Top 5 Takeaways

  1. Link between SDOH, HRSNs, and Mammography: Women experiencing more adverse Social Determinants of Health (SDOH) and Health-Related Social Needs (HRSNs) reported lower mammography use, highlighting significant barriers to accessing critical breast cancer screening services.
  2. Impact of Specific Adverse Factors: Key factors like social isolation, life dissatisfaction, and cost barriers strongly correlated with decreased mammography use, emphasizing the need for targeted interventions.
  3. Variability Across States: There was notable variability in mammography usage across different states, with state-level rates ranging from 64.0% to 85.5% among women aged 50–74, suggesting regional disparities in access to and utilization of mammography services.
  4. Insurance and Healthcare Provider Influence: Having health insurance and a personal health care provider were pivotal in higher mammography rates, indicating critical areas for public health intervention to improve screening rates.
  5. Public Health Implications: Coordinating efforts among healthcare providers, social services, and community organizations could enhance service delivery and address the barriers posed by SDOH and HRSNs, potentially reducing breast cancer mortality.
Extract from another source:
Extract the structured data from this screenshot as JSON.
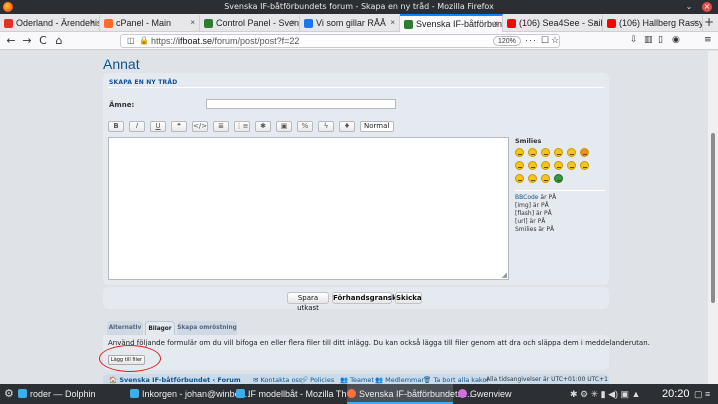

Original Article Author and Citation

Corresponding Author

Jacqueline W. Miller, MD –

Suggested Citation

Miller JW, King JA, Trivers KF, et al. Vital Signs: Mammography Use and Association with Social Determinants of Health and Health-Related Social Needs Among Women — United States, 2022. MMWR Morb Mortal Wkly Rep 2024;73:351-357. DOI:


The study highlights the impact of adverse SDOH and HRSNs on mammography use among U.S. women. With breast cancer as a leading cause of death, identifying and mitigating these social and health barriers could be key to improving early detection through mammography.
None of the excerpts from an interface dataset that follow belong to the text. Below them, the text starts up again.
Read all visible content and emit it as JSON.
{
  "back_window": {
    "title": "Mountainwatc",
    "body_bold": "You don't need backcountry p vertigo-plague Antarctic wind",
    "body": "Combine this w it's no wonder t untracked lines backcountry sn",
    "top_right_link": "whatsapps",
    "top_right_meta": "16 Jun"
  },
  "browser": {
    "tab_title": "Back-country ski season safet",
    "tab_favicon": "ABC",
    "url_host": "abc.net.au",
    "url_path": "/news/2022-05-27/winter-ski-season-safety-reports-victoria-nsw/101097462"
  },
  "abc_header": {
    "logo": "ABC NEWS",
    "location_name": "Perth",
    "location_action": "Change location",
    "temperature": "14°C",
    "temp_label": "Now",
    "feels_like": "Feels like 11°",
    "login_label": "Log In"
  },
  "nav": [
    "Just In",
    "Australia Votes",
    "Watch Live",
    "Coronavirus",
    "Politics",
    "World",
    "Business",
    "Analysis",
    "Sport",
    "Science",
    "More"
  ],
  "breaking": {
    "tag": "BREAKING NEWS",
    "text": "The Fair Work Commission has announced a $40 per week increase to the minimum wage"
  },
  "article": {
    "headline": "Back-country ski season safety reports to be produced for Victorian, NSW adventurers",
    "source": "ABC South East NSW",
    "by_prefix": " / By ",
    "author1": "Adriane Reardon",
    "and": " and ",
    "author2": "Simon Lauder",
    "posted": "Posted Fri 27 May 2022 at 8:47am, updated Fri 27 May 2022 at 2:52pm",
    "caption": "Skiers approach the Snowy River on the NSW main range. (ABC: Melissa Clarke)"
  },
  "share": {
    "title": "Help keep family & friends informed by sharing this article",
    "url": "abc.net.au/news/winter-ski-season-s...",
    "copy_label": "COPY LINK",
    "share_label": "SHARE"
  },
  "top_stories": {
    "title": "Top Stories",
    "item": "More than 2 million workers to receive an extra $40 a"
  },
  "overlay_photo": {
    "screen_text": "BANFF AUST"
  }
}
Data were analyzed from the 2022 Behavioral Risk Factor Surveillance System, focusing on women aged 40–74 across various states. The study examined the association between mammography use and different SDOH and HRSNs through logistic regression models.
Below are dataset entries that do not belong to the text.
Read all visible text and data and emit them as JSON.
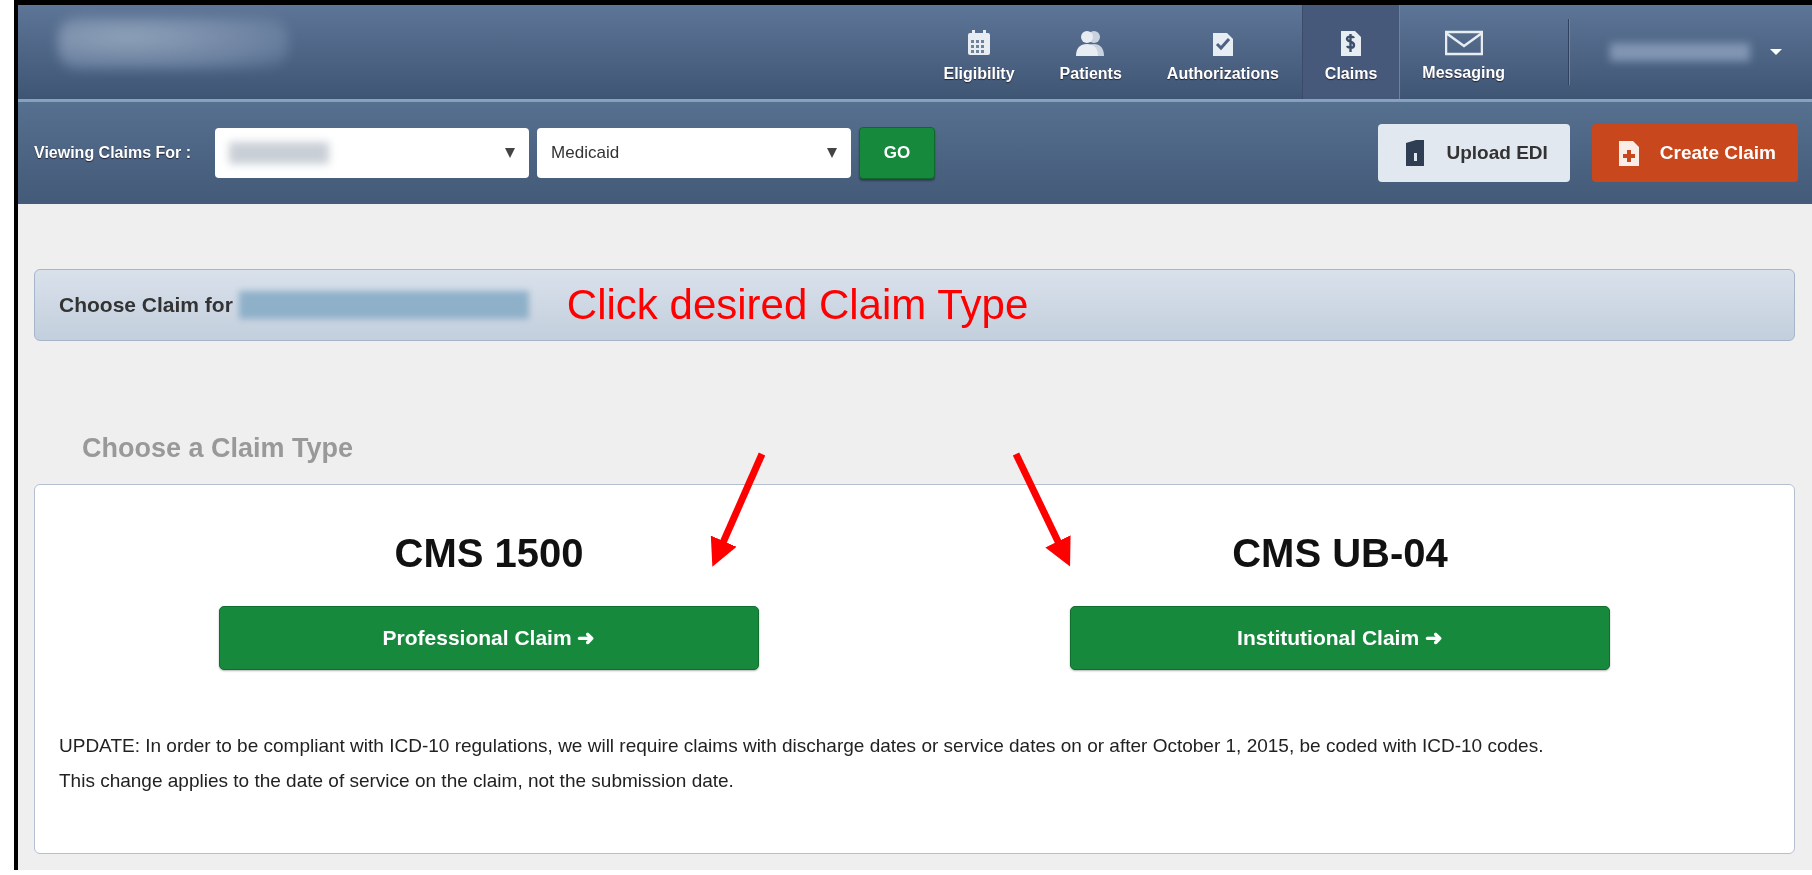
{
  "nav": {
    "items": [
      {
        "label": "Eligibility",
        "kind": "calendar",
        "selected": false
      },
      {
        "label": "Patients",
        "kind": "people",
        "selected": false
      },
      {
        "label": "Authorizations",
        "kind": "check",
        "selected": false
      },
      {
        "label": "Claims",
        "kind": "dollar",
        "selected": true
      },
      {
        "label": "Messaging",
        "kind": "mail",
        "selected": false
      }
    ]
  },
  "toolbar": {
    "label": "Viewing Claims For :",
    "selects": [
      {
        "kind": "redacted"
      },
      {
        "kind": "text",
        "value": "Medicaid"
      }
    ],
    "go": "GO",
    "actions": [
      {
        "label": "Upload EDI",
        "kind": "upload"
      },
      {
        "label": "Create Claim",
        "kind": "create"
      }
    ]
  },
  "header": {
    "title": "Choose Claim for",
    "annotation": "Click desired Claim Type"
  },
  "section_title": "Choose a Claim Type",
  "options": [
    {
      "title": "CMS 1500",
      "button": "Professional Claim ➜"
    },
    {
      "title": "CMS UB-04",
      "button": "Institutional Claim ➜"
    }
  ],
  "notice": [
    "UPDATE: In order to be compliant with ICD-10 regulations, we will require claims with discharge dates or service dates on or after October 1, 2015, be coded with ICD-10 codes.",
    "This change applies to the date of service on the claim, not the submission date."
  ]
}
This analysis identifies significant associations between lower mammography usage and adverse SDOH and HRSNs such as social isolation and financial barriers. Addressing these issues could lead to increased screening rates and earlier breast cancer detection.


Enhancing mammography use involves addressing both medical and social barriers. Policies that integrate healthcare provision with social support could potentially lead to more equitable health outcomes and decrease breast cancer-related mortality.